Viram como o meu dialogo foi de uma pessoa totalmente abobada. Eu devia ter dito algo mais elaborado do que “Prazer”. Pensando bem agora achei até bem sacana. “Prazer”. Não que ela tenha gostado.
Dei então 3 beijinhos em seu rosto. Não lembro de ter beijado algo tão gratificante quanto aquela pele branca e suave. Pareciam as bochechas da minha irmãzinha quando a beijava. Apenas um pouco mais geladinho, mas isso, eu penso, deve-se ao frio.
Ela sentou-se novamente, e não me olhava, eu de quando em vez dava uma olhadela e ela estava a me olhar, mas quando eu a colocava na mira ela virava o rosto para outro lado bem ligeiro. Tomei a iniciativa e perguntei pro Elisandro:
-- E a bira moçada?
Já estava nervoso, afinal estava ali já a algum tempo e ainda não tinha aparecido nada para beber.
E a Rafa me ajudou:
-- É tio, e a bira?
Ele respondeu:
-- Já vai, já vai.
E saiu para arranjar algo para bebermos. Eu automaticamente pensei: - Agora sim vou ficar aqui com essa gata e vou tentar uma aproximação. Mas, parece que ouviram o meu pensamento, pois em instantes apareceu a Irmã da Rafa e a Prima. Prima esta que eu já conhecia.
-- Oiiii Julian... Tudo bem contigo?
Como as pessoas gostam de perguntar isso já repararam?
-- Tudo bem Gata. Eu respondi e dei um abraço nela.
-- Ó Julian esta é a Rê, irmã da Rafa, que acho que você já conhece.
-- Felizmente sim. Respondi.
Reparei que a Rafa ficou um pouco sem jeito. Abracei e dei 3 beijinhos na Rê. Cabe aqui um parênteses sobre a Rê. Sabe aquele tipo de pessoa que sempre que você olha esta sorrindo com toda a força que tem. É incrível pois toda a vez que eu olhava pra ela estava com os olhos quase que completamente fechados e toda a boca aberta.
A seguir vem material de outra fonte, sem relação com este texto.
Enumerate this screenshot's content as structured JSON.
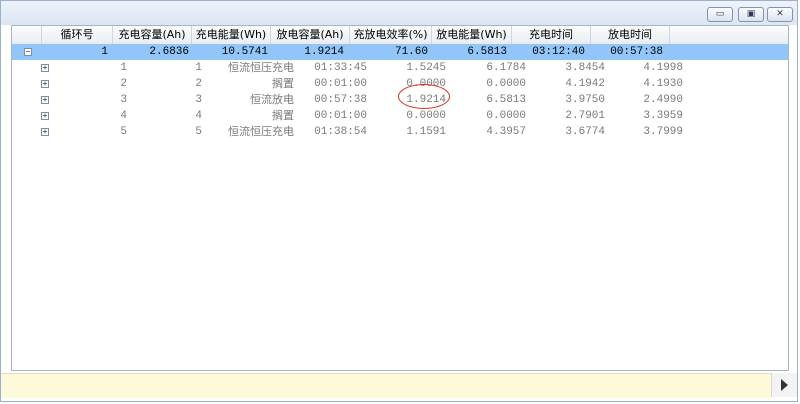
{
  "window": {
    "controls": {
      "minimize": "▭",
      "maximize": "▣",
      "close": "✕"
    }
  },
  "table": {
    "headers": [
      "循环号",
      "充电容量(Ah)",
      "充电能量(Wh)",
      "放电容量(Ah)",
      "充放电效率(%)",
      "放电能量(Wh)",
      "充电时间",
      "放电时间"
    ],
    "summary": {
      "expander": "−",
      "cells": [
        "1",
        "2.6836",
        "10.5741",
        "1.9214",
        "71.60",
        "6.5813",
        "03:12:40",
        "00:57:38"
      ]
    },
    "steps": [
      {
        "cells": [
          "1",
          "1",
          "恒流恒压充电",
          "01:33:45",
          "1.5245",
          "6.1784",
          "3.8454",
          "4.1998"
        ]
      },
      {
        "cells": [
          "2",
          "2",
          "搁置",
          "00:01:00",
          "0.0000",
          "0.0000",
          "4.1942",
          "4.1930"
        ]
      },
      {
        "cells": [
          "3",
          "3",
          "恒流放电",
          "00:57:38",
          "1.9214",
          "6.5813",
          "3.9750",
          "2.4990"
        ]
      },
      {
        "cells": [
          "4",
          "4",
          "搁置",
          "00:01:00",
          "0.0000",
          "0.0000",
          "2.7901",
          "3.3959"
        ]
      },
      {
        "cells": [
          "5",
          "5",
          "恒流恒压充电",
          "01:38:54",
          "1.1591",
          "4.3957",
          "3.6774",
          "3.7999"
        ]
      }
    ],
    "step_expander": "+"
  },
  "colors": {
    "selected_row": "#93c6f8",
    "annotation": "#e03020",
    "footer": "#fdf9d9"
  }
}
Pessoa de um sorriso encantador.
A Rê levantou e foi ajudar o Elisandro a fazer a bira então a Rafa também levantou, mas foi para o quarto com a prima.
Sentamos todos na garagem da casa em um circulo e começamos a trabalhar na birita. Um Abacaxi sem o seu interior cheio de vodka, gelo e açúcar tomado com uma bomba de tomar chimarrão. Estava delicioso. Já tínhamos tomados umas três servidas quando ela apareceu de novo. E daí sim eu tomei um abalo tremendo, uns 7 graus na escala Hitcher. Ela havia se arrumado. Estava com uma calça jeans azul coladinha, uma blusinha verde, e com o cabelo meio bagunçado. Olhou-me e eu gelei. Ficou na cara que eu estava babando. Gostaria de deixar claro que eu até o momento não havia creditado a possibilidade de uma Gata daquelas pensares em um dia, talvez dar bola pra mim. Contrariando a normalidade, ela veio e sentou do meu lado.
Seguimos tomando aquela Vodka e conversando. Lá pela 4º garrafa a galera começou a me olhar estranho. E a largar indiretas do tipo:
-- Iiii, acho que vai rolar.
Sabia que falavam de mim.
E eu meio sem jeito, pois não acreditava que uma gata daquelas poderia estar dando bola para uma pessoa tão desprovida de beleza como eu (Sério gente, sou feio mesmo). E sério mesmo, juro que não acreditava que ela estaria dando bola pra mim. Mas de repente pensei, o momento, perdê-lo-ei (rimou) se não fizer algo logo. Então disse uma bobagenzinha qualquer (acho que citei um Oscar Wilde) e ela que estava sentada ao meu lado encostou sua testa na minha e ficamos rindo e nos olhando por alguns segundos. Ao tentar beija-la ela encostou a cabeça em meu ombro. E disse:
-- Você é demais. É muito fofo.
Eu respondi:
-- Você é que é. E a beijei como nunca tinha beijado ninguém em minha vida.
Acordei ao lado dela, depois da noite mais incrível que já presenciara (apesar de eu não me lembrar de todos os detalhes e ter sido induzido a imaginar outros por suas palavras e gestos mágicos) Ela então levantou e saiu para comprar cigarros. Fazem exatamente 7 meses.
Eu aqui sozinho, continuo feio e nunca mais a vi.